Rien pourtant ne laissait présager le côtoiement des grands de ce monde par ce garçon aux yeux bleus, né le 1er décembre 1948 dans une petite ville de Bretagne, au sein d'une famille de paysans et tôt habitué aux durs travaux manuels comme à la lutte contre les aléas climatiques. Mais ses penchants, eux aussi, se sont manifestés très tôt. « De toutes les activités quotidiennes de la ferme, la préparation des repas est celle qui me captive le plus. Il faut toujours que je sache ce qu’il y aura à midi sur la table du déjeuner. Et c’est moi qui annonce le menu à mon père quand il revient du labeur », se souvient Louis Villeneuve avec un plaisir évident.
La vie à la ferme n'est pas facile après la Seconde Guerre mondiale, époque où l'industrie se développe au détriment de l'agriculture et où les jeunes migrent vers les villes. La majorité de la population est pauvre : « Un ouvrier gagne en moyenne 580 francs (90 euros) par mois, quand un transistor bas de gamme coûte 245 ». D’abord, Louis décide de suivre les traces de son père en s'inscrivant dans une école d'agriculture. Très vite pourtant, il se rend compte que cette filière n’est pas pour lui. Il se déniche donc des emplois temporaires, à temps partiel, dans divers restaurants – en tant que serveur –, adopte les compétences du majordome auprès d’un ancien boxeur, apprend à cacher son excitation à la vue de visiteurs célèbres.
C'est alors qu'intervient Sa Majesté Chance, laquelle amène Louis Villeneuve en Suisse, à l'hôtel Alpenrose, géré par le couple von Siebenthal. « Ce n'est pas loin de Gstaad, une station réputée auprès des amateurs de ski et de bonne chère. Il paraît que les stars du monde entier s’y donnent rendez-vous dans de somptueux chalets avant d’aller danser au Palace, ce haut lieu de la jet-society où les clients sont traités comme des membres de la famille par les hôteliers ». (Lisant ces lignes, comment ne pas penser au dernier film de Roman Polanski, dont je vous parlais récemment ?)
Le temps viendra pour Louis Villeneuve de connaître à son tour la célébrité : en 1995, il reçoit le diplôme de Maitre d’hôtel suisse de l'année ; de même fréquente-t-il les grands (ou simplement les riches) de ce monde. Sur les photos incluses dans le livre, on le voit par exemple mettre une cape sur les épaules de Salvador Dalí ou sourire à côté de Sylvie Vartan.

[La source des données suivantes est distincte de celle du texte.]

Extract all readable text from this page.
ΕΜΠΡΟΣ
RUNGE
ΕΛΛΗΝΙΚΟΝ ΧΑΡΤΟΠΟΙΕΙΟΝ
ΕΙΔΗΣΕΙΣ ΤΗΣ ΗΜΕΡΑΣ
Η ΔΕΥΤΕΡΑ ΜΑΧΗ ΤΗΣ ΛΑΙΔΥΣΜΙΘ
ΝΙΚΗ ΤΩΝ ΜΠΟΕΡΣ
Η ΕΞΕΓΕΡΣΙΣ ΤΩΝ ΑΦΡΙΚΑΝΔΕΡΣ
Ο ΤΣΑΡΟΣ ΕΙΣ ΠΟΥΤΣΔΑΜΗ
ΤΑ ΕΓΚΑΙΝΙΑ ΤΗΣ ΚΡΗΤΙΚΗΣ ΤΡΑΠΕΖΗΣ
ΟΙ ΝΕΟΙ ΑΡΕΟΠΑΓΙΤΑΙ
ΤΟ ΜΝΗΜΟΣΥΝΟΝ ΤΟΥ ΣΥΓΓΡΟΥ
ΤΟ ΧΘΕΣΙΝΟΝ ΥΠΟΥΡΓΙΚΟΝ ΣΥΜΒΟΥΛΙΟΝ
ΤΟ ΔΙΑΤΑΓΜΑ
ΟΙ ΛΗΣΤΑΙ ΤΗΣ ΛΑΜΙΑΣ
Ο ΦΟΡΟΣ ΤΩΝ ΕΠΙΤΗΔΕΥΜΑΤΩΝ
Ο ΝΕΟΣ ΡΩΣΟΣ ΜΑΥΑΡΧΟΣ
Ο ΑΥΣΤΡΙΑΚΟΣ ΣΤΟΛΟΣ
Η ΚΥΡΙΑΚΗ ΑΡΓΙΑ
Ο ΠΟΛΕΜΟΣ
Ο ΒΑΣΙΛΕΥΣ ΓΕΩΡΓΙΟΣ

Mais derrière le côté glamour d’une telle vie, se dissimule le travail quotidien ; une somme de travail qui oblige Louis Villeneuve à se dépenser physiquement et émotionnellement (d'où l'importance du vélo !). Sans compter le stress permanent… et une série de tragédies : la mort de sa fille dans un accident de voiture ; la mort de l’épouse de Philippe Roche dans les Alpes, puis la sienne ; le suicide de Benoît Violier...
Quant aux détails piquants ou savoureux… Ne vous attendez pas à en trouver dans cet ouvrage : la discrétion est, pour un majordome, une autre qualité indispensable. Peut-être même la plus importante.
Nadia Sikorsky a grandi à Moscou, où elle a obtenu un master de journalisme et un doctorat en histoire à l’Université d’Ètat de Moscou. Après 13 ans au sein de l’Unesco à Paris puis à Genève, et exercé les fonctions de directrice de la communication à la Croix-Verte internationale, fondée par Mikhaïl Gorbatchev, elle développe NashaGazeta.ch, quotidien russophone en ligne.
En 2022, elle s’est trouvée parmi celles et ceux qui, selon la rédaction du Temps, ont « sensiblement contribué au succès de la Suisse romande », parmi les faiseurs d’opinion et leaders économiques, politiques, scientifiques et culturels – le Forum des 100.